Last weekend, Sarah and I saw the second running of Songs From An Unmade Bed at the New Stage Collective on Main St. A couple days later, I received an email from the a lady there asking me if I wanted to audition for their upcoming production of Take Me Out. I replied and said, "sure, why not?" and warned her that I had not been onstage since the 10th grade when I played Drunkard #3 in the sophomore production of Beauty and the Beast. That was in 1992.

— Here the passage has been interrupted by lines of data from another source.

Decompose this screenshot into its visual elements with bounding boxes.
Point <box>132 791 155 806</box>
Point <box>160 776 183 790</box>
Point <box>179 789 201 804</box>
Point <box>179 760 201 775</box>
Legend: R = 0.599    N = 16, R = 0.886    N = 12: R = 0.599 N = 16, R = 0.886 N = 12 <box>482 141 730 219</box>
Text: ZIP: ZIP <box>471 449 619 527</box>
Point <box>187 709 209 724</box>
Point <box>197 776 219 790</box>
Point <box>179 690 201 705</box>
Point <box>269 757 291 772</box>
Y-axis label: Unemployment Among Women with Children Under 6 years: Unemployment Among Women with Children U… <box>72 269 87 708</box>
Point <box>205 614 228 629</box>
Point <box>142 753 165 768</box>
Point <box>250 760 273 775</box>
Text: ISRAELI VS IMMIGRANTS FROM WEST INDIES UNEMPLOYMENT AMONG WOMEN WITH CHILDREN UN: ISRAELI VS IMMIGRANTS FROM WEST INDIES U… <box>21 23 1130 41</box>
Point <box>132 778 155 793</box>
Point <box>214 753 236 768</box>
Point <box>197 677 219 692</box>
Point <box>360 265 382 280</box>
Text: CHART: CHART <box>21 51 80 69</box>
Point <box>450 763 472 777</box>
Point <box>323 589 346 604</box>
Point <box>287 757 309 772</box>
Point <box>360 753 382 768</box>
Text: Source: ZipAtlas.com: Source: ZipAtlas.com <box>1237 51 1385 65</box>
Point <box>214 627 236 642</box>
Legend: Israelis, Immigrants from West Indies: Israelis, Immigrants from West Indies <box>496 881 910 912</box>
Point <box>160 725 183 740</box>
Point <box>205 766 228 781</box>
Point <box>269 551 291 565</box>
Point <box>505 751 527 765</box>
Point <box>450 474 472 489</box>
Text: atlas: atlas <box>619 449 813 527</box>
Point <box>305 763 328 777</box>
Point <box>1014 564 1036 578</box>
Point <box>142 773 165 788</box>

So I did not even know what I was to do at an audition. Apparently, all I needed was a 1-minute monologue. Thank god for the internet. I settled on this scene from the movie Beautiful Girls:

Supermodels are beautiful girls, Will. A beautiful girl can make you dizzy, like you've been drinking Jack and Coke all morning. She can make you feel high full of the single greatest commodity known to man - promise. Promise of a better day. Promise of a greater hope. Promise of a new tomorrow. This particular aura can be found in the gait of a beautiful girl. In her smile, in her soul, the way she makes every rotten little thing about life seem like it's going to be okay. The supermodels, Willy? That's all they are. Bottled promise. Scenes from a brand new day. Hope dancing in stiletto heels.
I didn't start getting anxious until Sunday afternoon. I hadn't had time to get anxious - or practice - thanks to LinuxFest. It went about as well as it could have, I suppose. At least they didn't ask for references.

At the end, I hightailed it on out of there. I guess they'll call me back if they're interested. For now, I'm trying to push it out of my head. I've got some systems monitoring to do.